We live in a society where, in some ways, technology is enabling others to find out more about who we are and what we have done. Google yourself and you’ll see that you have quite a history. Some people hate this fact; my friend Harriet sometimes avoids using credit cards because she dislikes having her profile defined so people will be able to tailor advertising to her particular pattern of consumption. I myself don’t mind that but, yes, there are a few facts that I wouldn’t want advertised. The desire for privacy is probably the desire to control what information about oneself gets spread around. But it can’t be controlled – at least with anything short of a lawsuit on grounds of slander.
In general, having a reputation is a good thing. We go through life scattering bread crumbs behind us, like Hansel and Gretel, so we know where we have been. And others can track us down by following our trail. One of the most interesting recommendations for social change that I’ve encountered lately is Hassan Masum’s work on what he calls “the reputation society.” It does offer a solution to the glut of information that we all receive every day. Instead of trying to read everything in your in-box, Masum proposes a way of filtering it by having it read and recommended by people whose judgment can be trusted. Slashdot uses that system by picking astute moderators on the basis of the quality of their previous posts. One’s own reputation establishes one’s right to pass judgment on others. That’s the way life works, really – except that we can sometimes manage our own reputations too much by invoking anonymity.

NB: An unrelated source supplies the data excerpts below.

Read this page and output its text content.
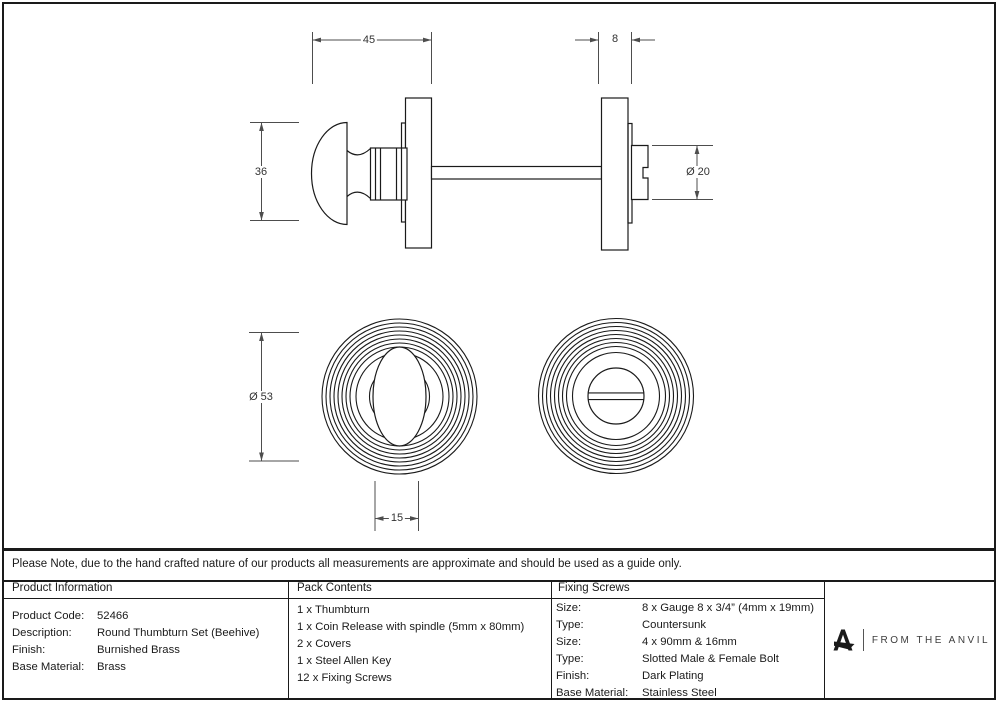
45	8
36	Ø 20
Ø 53
15
Please Note, due to the hand crafted nature of our products all measurements are approximate and should be used as a guide only.
Product Information	Pack Contents	Fixing Screws
Product Code:	52466
Description:	Round Thumbturn Set (Beehive)
Finish:	Burnished Brass
Base Material:	Brass
1 x Thumbturn
1 x Coin Release with spindle (5mm x 80mm)
2 x Covers
1 x Steel Allen Key
12 x Fixing Screws
Size:	8 x Gauge 8 x 3/4” (4mm x 19mm)
Type:	Countersunk
Size:	4 x 90mm & 16mm
Type:	Slotted Male & Female Bolt
Finish:	Dark Plating
Base Material:	Stainless Steel
FROM THE ANVIL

Anonymity may also characterize a collective life in which the individual personality is supposed not to count for much. For example, soldiers must wear uniforms, so that even their own wives may not identify them as they march past in unison. This is intended to suppress personal uniqueness so that they become more obedient. Likewise, in the old days, nuns wore identical habits and could not even reveal their hair, which was identifiable. I once taught in a Catholic women’s college and was often embarrassed because I could not tell the sisters apart – even those with whom I had talked on several occasions.
Criminals always want anonymity. To succeed in their work, they may even wear masks. But sometimes honest people also prefer not to be identified, for understandable reasons. This is especially true in an oppressive regime where one can be punished for unpopular opinions. Thus in the Soviet Union the finest literature was circulated secretly as samizdat.”
Honorable people may also prefer anonymity for less understandable reasons. Authors occasionally publish under pen names or as simply “by Anonymous” even when they expect the book to be well received. For example, the Federalist Papers were published in the name of “Publius,” but were written by Alexander Hamilton, James Madison, and John Jay.
Some philanthropists also prefer to be listed as “anonymous donors,” for reasons that everyone must admire, even when we do not emulate them. Generosity seems more authentic when it is clearly given without expectation of reward or public recognition. The Lone Ranger and Batman kept their identities secret, presumably to retain the necessary freedom to carry on their heroic public service.
So, you fine people who comment on my blog are welcome to retain your privacy, whatever your reasons may be. John and Jane Doe — whoever you may be — thanks for engaging in conversation with me and with my other readers.